Colocado em Portimão desde 2009, o cabo Manata e Silva estava em Vila Real de Santo António para reforçar temporariamente a equipa: dois elementos estavam de férias e um terceiro estava de folga. Com o cabo, mais três militares dirigiram-se a Alcoutim, a bordo do semi rígido Palma, para investigar uma possível atividade de narcotráfico.

Guadiana acima, e apoiados por colegas da Guardia Civil espanhola que seguiam noutro barco mesmo atrás, os portugueses procuraram os suspeitos, sem sucesso. Quando já desciam o rio, foram abalroados pela lancha rápida. A força da colisão matou o cabo Manata e Silva e deixou os colegas, incluindo o que seguia ao seu lado e que já tinha passado por uma situação semelhante, feridos. O militar que conduzia o semi rígido da GNR partiu os óculos e o capacete que levava, e ficou com um rasgão por cima do sobrolho. Encaminhados para o hospital de Faro durante a madrugada, os três militares receberam alta médica horas mais tarde.

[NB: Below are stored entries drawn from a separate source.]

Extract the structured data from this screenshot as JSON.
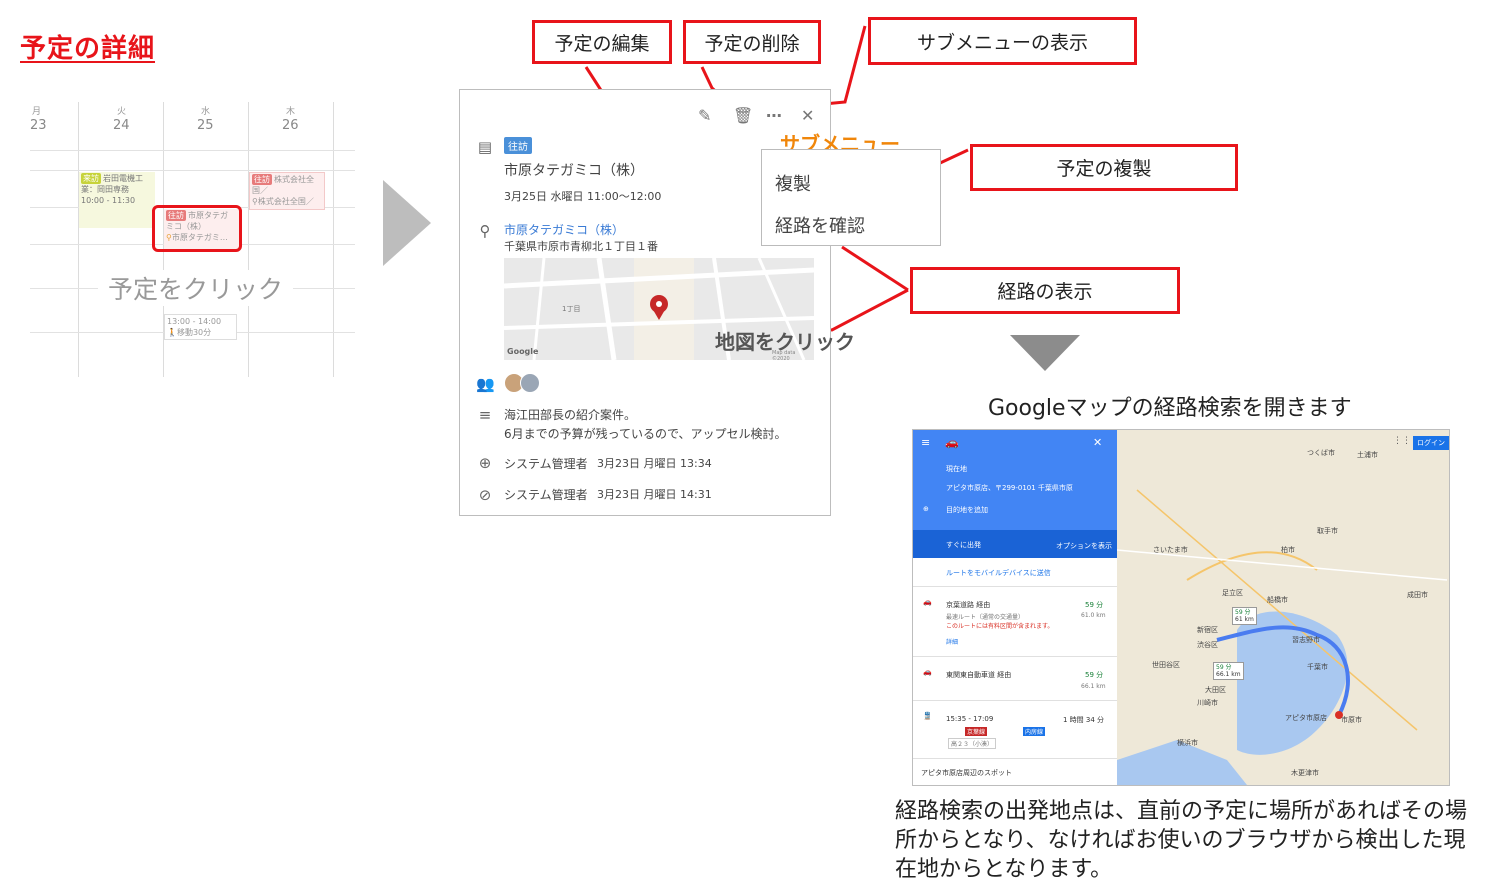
{
  "title": "予定の詳細",
  "calendar": {
    "days": [
      {
        "dow": "月",
        "num": "23"
      },
      {
        "dow": "火",
        "num": "24"
      },
      {
        "dow": "水",
        "num": "25"
      },
      {
        "dow": "木",
        "num": "26"
      }
    ],
    "event1": {
      "tag": "来訪",
      "line1": "岩田電機工",
      "line2": "業：岡田専務",
      "time": "10:00 - 11:30"
    },
    "event2": {
      "tag": "往訪",
      "line1": "市原タテガ",
      "line2": "ミコ（株）",
      "place": "市原タテガミ…"
    },
    "event3": {
      "tag": "往訪",
      "line1": "株式会社全",
      "line2": "国／",
      "place": "株式会社全国／"
    },
    "event4": {
      "time": "13:00 - 14:00",
      "move": "移動30分"
    },
    "hint": "予定をクリック"
  },
  "callouts": {
    "edit": "予定の編集",
    "delete": "予定の削除",
    "submenu_show": "サブメニューの表示",
    "duplicate": "予定の複製",
    "route_show": "経路の表示"
  },
  "popup": {
    "tag": "往訪",
    "company": "市原タテガミコ（株）",
    "datetime": "3月25日 水曜日 11:00～12:00",
    "location_name": "市原タテガミコ（株）",
    "address": "千葉県市原市青柳北１丁目１番",
    "map_brand": "Google",
    "map_credit": "Map data ©2020",
    "map_label": "1丁目",
    "desc1": "海江田部長の紹介案件。",
    "desc2": "6月までの予算が残っているので、アップセル検討。",
    "created_by": "システム管理者",
    "created_at": "3月23日 月曜日 13:34",
    "updated_by": "システム管理者",
    "updated_at": "3月23日 月曜日 14:31"
  },
  "submenu": {
    "label": "サブメニュー",
    "items": [
      "複製",
      "経路を確認"
    ]
  },
  "map_hint": "地図をクリック",
  "gm_caption": "Googleマップの経路検索を開きます",
  "gmaps": {
    "origin": "現在地",
    "destination": "アピタ市原店、〒299-0101 千葉県市原",
    "add_dest": "目的地を追加",
    "depart": "すぐに出発",
    "options": "オプションを表示",
    "send": "ルートをモバイルデバイスに送信",
    "route1": {
      "name": "京葉道路 経由",
      "time": "59 分",
      "dist": "61.0 km",
      "sub": "最速ルート（通常の交通量）",
      "warn": "このルートには有料区間が含まれます。",
      "detail": "詳細"
    },
    "route2": {
      "name": "東関東自動車道 経由",
      "time": "59 分",
      "dist": "66.1 km"
    },
    "route3": {
      "time": "15:35 - 17:09",
      "duration": "1 時間 34 分",
      "line1": "京葉線",
      "line2": "内房線",
      "stop": "高２３（小湊）"
    },
    "spots": "アピタ市原店周辺のスポット",
    "login": "ログイン",
    "map_labels": [
      "さいたま市",
      "船橋市",
      "千葉市",
      "川崎市",
      "横浜市",
      "新宿区",
      "渋谷区",
      "世田谷区",
      "大田区",
      "足立区",
      "柏市",
      "つくば市",
      "土浦市",
      "市原市",
      "木更津市",
      "アピタ市原店",
      "習志野市",
      "成田市",
      "取手市"
    ],
    "bubble1": "59 分",
    "bubble1_km": "61 km",
    "bubble2": "59 分",
    "bubble2_km": "66.1 km"
  },
  "footer": "経路検索の出発地点は、直前の予定に場所があればその場所からとなり、なければお使いのブラウザから検出した現在地からとなります。"
}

O barco da GNR foi rebocado pela Guardia Civil e o barco dos alegados narcotraficantes foi encontrado na margem portuguesa, no lugar de Laranjeiras, a arder. Já na tarde desta terça-feira, dois homens foram identificados pela GNR e entregues à Polícia Judiciária (PJ), a quem cabe agora a investigação por homicídio qualificado e homicídio na forma tentada. Os dois suspeitos são espanhóis e têm antecedentes criminais, confirma a PJ.

https://observador.pt/2025/10/28/um-militar-da-gnr-morreu-e-tres-ficaram-feridos-em-colisao-com-lancha-usada-por-suspeitos-de-trafico-de-droga-no-rio-guadiana/

Pedro Manata e Silva, um apaixonado por motas que “vivia para a Guarda”

Luís Mattos, cabo da GNR e piloto de embarcações, estava de folga esta segunda-feira quando um colega lhe telefonou perto da meia-noite a perguntar se estava tudo bem. Quando soube o que tinha acontecido aos camaradas, Luís arrancou para Alcoutim. “Já não é a primeira vez que acontece”, lamenta o também dirigente da APG/GNR. “Há oito anos, mais coisa menos coisa, os ferimentos dos GNR também foram muito graves” — e um colega que perdeu grande parte da visão de um olho nessa colisão também seguia a bordo do Palma na noite de segunda-feira.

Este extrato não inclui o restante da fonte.